I stumbled upon “Mind Over Body: The Pregnant Professional” by Robbie Davis-Floyd during readings for a different project, but I found Davis-Floyd’s work to have many intersections with what I’ve read so far of Sherry Turkle. Davis-Floyd argues in this essay that “body image not only mirrors social relationships but also worldview” (204). Interviewing 31 professional women, the author interrogates how they define their senses of self. Because of an (initially) unrelated study of home-birthers, Davis-Floyd also can draw some conclusions about the differences in how women define their selves.
The part that immediately struck me as being reminiscent of Turkle comes on the third page of the essay:
“I found it noteworthy that when I interviewed this women in their homes, they almost invariably would glance down at their casual sweats and tennis shoes and laughingly comments, ‘You are seeing my other self, my home self,’ but when I went to their offices they never said, ‘You are seeing my professional self.’ For most, the professional self was the primary self.” (206)
I wonder about that notion of “primary self.” It seemed to me at first that which self is primary would depend on context, and the author’s status as a scholar would make the women want to privilege their professional selves to her. But then Davis-Floyd points out that children and emotions do not enter these women’s offices, while paperwork and work calls often come into their homes.
Davis-Floyd theorizes pregnancy as a “violation of the professional/personal split” and proves that women understand and worry about this boundary breaking (although she also says those fears are rarely justified). They are aware that others see them as women rather than as professionals once the pregnancy becomes visible, and this forces a merger of selves much like the uncomfortable merging of windows I discussed in relation to Turkle’s “Who Am We?” article.

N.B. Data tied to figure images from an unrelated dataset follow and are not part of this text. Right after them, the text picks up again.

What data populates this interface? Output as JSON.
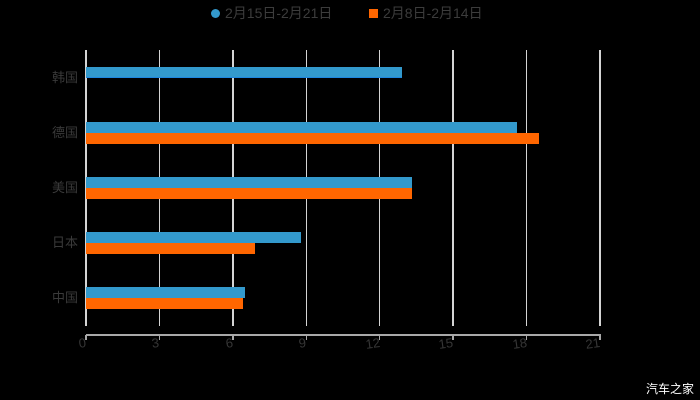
{
  "legend": {
    "series_a": "2月15日-2月21日",
    "series_b": "2月8日-2月14日",
    "series_a_marker": "circle",
    "series_b_marker": "square"
  },
  "watermark": "汽车之家",
  "colors": {
    "series_a": "#3399CC",
    "series_b": "#FF6600",
    "background": "#000000",
    "grid": "#D4D4D4",
    "axis": "#A8A8A8",
    "text": "#3A3A3A"
  },
  "chart_data": {
    "type": "bar",
    "orientation": "horizontal",
    "title": "",
    "xlabel": "",
    "ylabel": "",
    "categories": [
      "韩国",
      "德国",
      "美国",
      "日本",
      "中国"
    ],
    "series": [
      {
        "name": "2月15日-2月21日",
        "values": [
          12.9,
          17.6,
          13.3,
          8.8,
          6.5
        ]
      },
      {
        "name": "2月8日-2月14日",
        "values": [
          null,
          18.5,
          13.3,
          6.9,
          6.4
        ]
      }
    ],
    "xlim": [
      0,
      21
    ],
    "xticks": [
      0,
      3,
      6,
      9,
      12,
      15,
      18,
      21
    ],
    "grid": true,
    "legend_position": "top"
  }
}
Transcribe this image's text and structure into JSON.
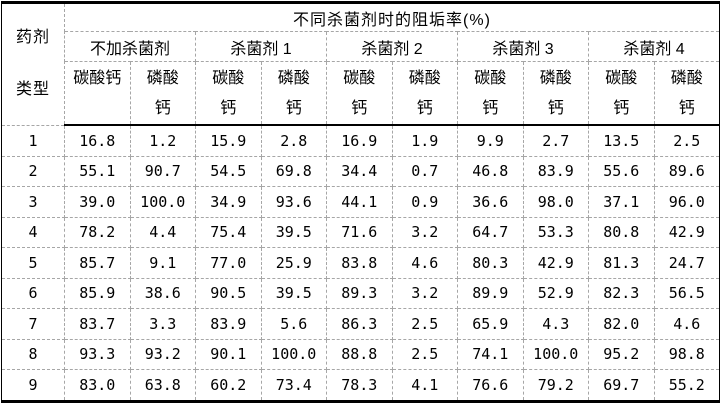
{
  "table": {
    "corner_label": "药剂\n类型",
    "title": "不同杀菌剂时的阻垢率(%)",
    "groups": [
      "不加杀菌剂",
      "杀菌剂 1",
      "杀菌剂 2",
      "杀菌剂 3",
      "杀菌剂 4"
    ],
    "subcolumns": [
      "碳酸钙",
      "磷酸\n钙",
      "碳酸\n钙",
      "磷酸\n钙",
      "碳酸\n钙",
      "磷酸\n钙",
      "碳酸\n钙",
      "磷酸\n钙",
      "碳酸\n钙",
      "磷酸\n钙"
    ],
    "rows": [
      {
        "label": "1",
        "values": [
          "16.8",
          "1.2",
          "15.9",
          "2.8",
          "16.9",
          "1.9",
          "9.9",
          "2.7",
          "13.5",
          "2.5"
        ]
      },
      {
        "label": "2",
        "values": [
          "55.1",
          "90.7",
          "54.5",
          "69.8",
          "34.4",
          "0.7",
          "46.8",
          "83.9",
          "55.6",
          "89.6"
        ]
      },
      {
        "label": "3",
        "values": [
          "39.0",
          "100.0",
          "34.9",
          "93.6",
          "44.1",
          "0.9",
          "36.6",
          "98.0",
          "37.1",
          "96.0"
        ]
      },
      {
        "label": "4",
        "values": [
          "78.2",
          "4.4",
          "75.4",
          "39.5",
          "71.6",
          "3.2",
          "64.7",
          "53.3",
          "80.8",
          "42.9"
        ]
      },
      {
        "label": "5",
        "values": [
          "85.7",
          "9.1",
          "77.0",
          "25.9",
          "83.8",
          "4.6",
          "80.3",
          "42.9",
          "81.3",
          "24.7"
        ]
      },
      {
        "label": "6",
        "values": [
          "85.9",
          "38.6",
          "90.5",
          "39.5",
          "89.3",
          "3.2",
          "89.9",
          "52.9",
          "82.3",
          "56.5"
        ]
      },
      {
        "label": "7",
        "values": [
          "83.7",
          "3.3",
          "83.9",
          "5.6",
          "86.3",
          "2.5",
          "65.9",
          "4.3",
          "82.0",
          "4.6"
        ]
      },
      {
        "label": "8",
        "values": [
          "93.3",
          "93.2",
          "90.1",
          "100.0",
          "88.8",
          "2.5",
          "74.1",
          "100.0",
          "95.2",
          "98.8"
        ]
      },
      {
        "label": "9",
        "values": [
          "83.0",
          "63.8",
          "60.2",
          "73.4",
          "78.3",
          "4.1",
          "76.6",
          "79.2",
          "69.7",
          "55.2"
        ]
      }
    ],
    "colors": {
      "border_solid": "#000000",
      "border_dashed": "#a6a6a6",
      "background": "#ffffff",
      "text": "#000000"
    }
  }
}
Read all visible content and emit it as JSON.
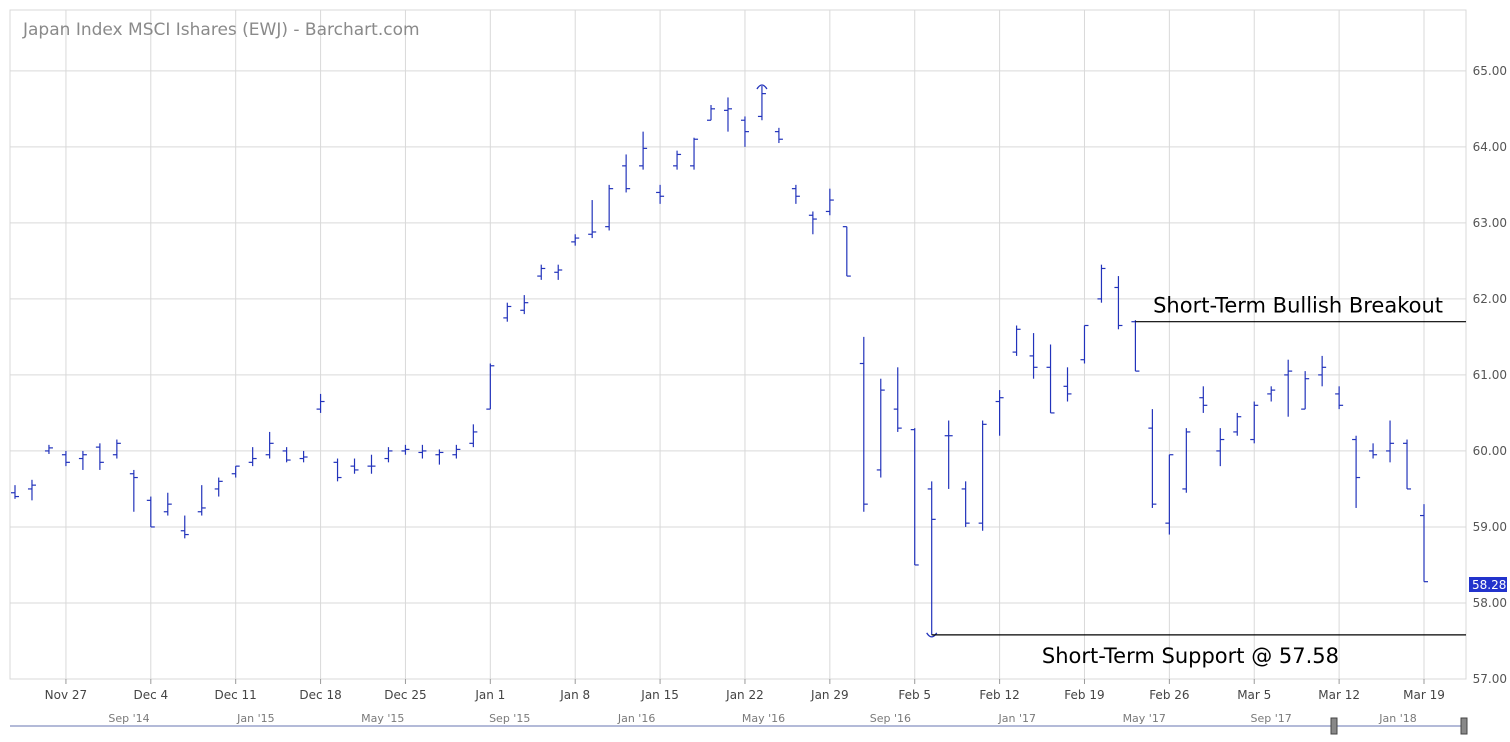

The author also complicates the separation of selves by introducing the idea of control. The professional women in her study spoke of a loss of control as the most undesirable aspect of pregnancy and embodiment. I wonder if there is a parallel between this loss of bodily control and the loss of control we experience when separating out a “self” for online use (or separate use in any other sense). There is something inherently frightening about acknowledging a self that does not adhere to the guidelines we (and others) have constructed for acceptable “selves.”
Finally, Davis-Floyd discusses technocratic life and compares the professional women in her study to home-birthers in another study she’s doing. While the home-birthers eschew reproductive technology as part of a oft-theorized technomedical takeover of women’s bodies, the professional women view technology as another means of control for their own use. The professional women “perceive the holism of the home-birthers … as frightening, irresponsible, limiting, and disempowering” (227). Both sets of women believe their method allows them more control.
So now I have to ask a series of questions that I don’t (yet) have answers for:
- What role does control play in the mediation and construction of self/selves?
- At what point is control no longer deemed desirable?
- Can we talk about embodied control and virtual control in the same ways?
- Is this need for control a gendered construct?
The essay discussed in this post comes from:
Sault, Nancy, ed. Many Mirrors: Body Image and Social Relations. New Brunswick, NJ: Rugers UP, 1994. Print.